We have to reckon with our moods, feelings, and desires; acknowledge them; make sense of them; but we can’t be ruled by them. Why? Because there are as many opinions as there are people and emotions make terrible masters and human desire can never be satisfied if they are the driving point of our life.
God gives us feelings, moods, and desires so that we can ultimately find our assurance and peace within his Son. We remain dissatisfied because only Christ brings eternal life, satisfaction, and peace. Our anger and annoyance and lack of contentment can be used by God to show us what is not right in the world or ourselves but sometimes it just shows us how far we need to go spiritually and in our level of trust and assurance in Christ.
Paul tells a small church and us 2,000 years later, “I consider everything a loss because of the surpassing worth of knowing Christ Jesus my Lord, for whose sake I have lost all things. I consider them garbage, that I may gain Christ.” Garbage, he says.

Jesus said that he came so that we can have life and have it more abundantly. That abundant life starts now but only if we are willing to die to ourselves, including our wayward desires, emotions, and preferences. In Dallas Willard’s words, “Deny your self and follow Christ, or deny Christ and follow your self. Those are the options. The results? Saving our lives or losing it, ‘For whoever desires to save his life will lose it, but whoever loses his life for My sake will save it.’ If we are going to follow Christ and gain our real life, we must take up our own cross.”
This is a hard truth and sounds agonizing but I have found it to be true. The times when I am on the throne and making what I want central to everything, including my happiness, then I always crash and burn. But, when I make Christ the center of my life and place my self at his feet and seek to serve him and him alone then I begin to taste God’s sufficiency and contentment.

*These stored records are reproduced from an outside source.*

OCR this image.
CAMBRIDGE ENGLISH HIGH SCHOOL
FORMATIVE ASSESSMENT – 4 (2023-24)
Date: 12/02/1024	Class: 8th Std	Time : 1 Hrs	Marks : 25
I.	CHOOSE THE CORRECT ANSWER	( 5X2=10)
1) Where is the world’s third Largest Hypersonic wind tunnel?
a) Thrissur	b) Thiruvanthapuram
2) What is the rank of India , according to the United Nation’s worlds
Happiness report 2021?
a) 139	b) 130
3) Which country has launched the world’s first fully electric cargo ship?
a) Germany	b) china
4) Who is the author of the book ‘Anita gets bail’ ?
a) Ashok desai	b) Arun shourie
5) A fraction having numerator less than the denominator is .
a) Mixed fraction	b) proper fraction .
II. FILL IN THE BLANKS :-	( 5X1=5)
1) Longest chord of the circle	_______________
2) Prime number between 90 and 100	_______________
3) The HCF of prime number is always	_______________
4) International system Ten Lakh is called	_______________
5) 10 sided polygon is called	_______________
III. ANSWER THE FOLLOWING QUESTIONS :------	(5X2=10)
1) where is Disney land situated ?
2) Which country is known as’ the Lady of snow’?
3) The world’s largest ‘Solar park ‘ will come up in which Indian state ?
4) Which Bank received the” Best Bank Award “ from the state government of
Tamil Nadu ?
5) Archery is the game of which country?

Think about the great men and women of Christian history and the Bible. Did any of these saints miss out on the great provisions of God? Was their life lacking? Hear me right, their lives were often difficult, burdensome, and even tragic but it was not lacking spiritually. There was and is joy, strength, and peace that comes in a life given over to God that no circumstantial hardship can erase.
Our desires, moods, opinions and emotions will only lead to misery if they are given too much power. So, put to death these things that run the world and often run our lives and put on the new life found in Jesus and make him your ultimate concern. This is life and this is contentment.